Weak signals

 

There’s some disagreement about what the term ‘weak signal’ represents in terms of emerging trends or scenario thinking, but I like to think of them as hidden or ambiguous signals of change. In my view weak signals generally represent a change of direction for existing attitudes or behaviour, but they can also represent early indications of totally new ideas or events.

The image above is silly but significant. To many people coins are a pain in the pocket. They are heavy and dirty and somewhat outdated in the digital age. There was even a report a while back that in the US it now costs more than one cent to make one cent due to the cost of the metal. I suspect small coins will be more or less dead in many parts of the world within ten years. Larger coins within twenty. However, I suspect that paper notes will endure far longer, partly for the same reasons that paper newspapers, paper books and paper itself have lasted so long.
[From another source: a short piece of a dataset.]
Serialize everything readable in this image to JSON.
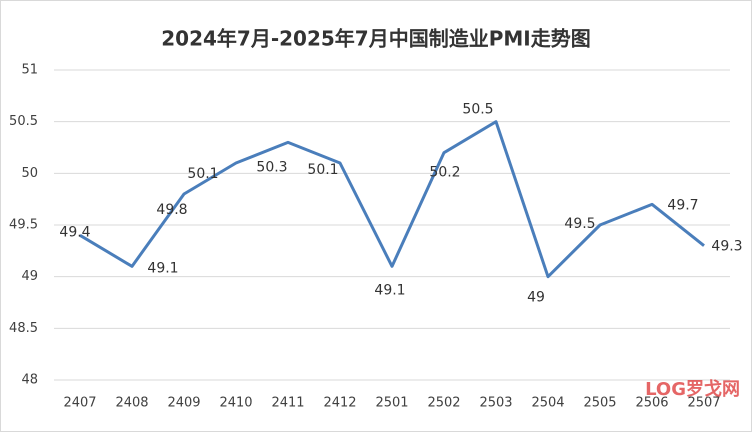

2 thoughts on “Weak signals

  1. When you were a child, you had very few coins. You knew that they were hard to come by. And when you spent them, you examined each one as you doled it out to pay for the penny candy. You even had a hard choice in selecting which piece of candy you wanted.
    :: When you are now an adult, you find change weighing in your pocket. But you still chose to offer paper money when paying for the price of a purchase.. even saying “Keep the change, when offering a small tip.” :: Coins will always be around. They carry the memories of a lessor time when we scrounged to find the right one to make the right amount of change. It is our security blanket. We feel we won’t go broke; we won’t be down to our last cent. We may even look to see the date on it to think, “how old is this coin?” We think and smile to ourselves, “I’m older than this coin,” and try to keep it just to have it longer. Never to go broke.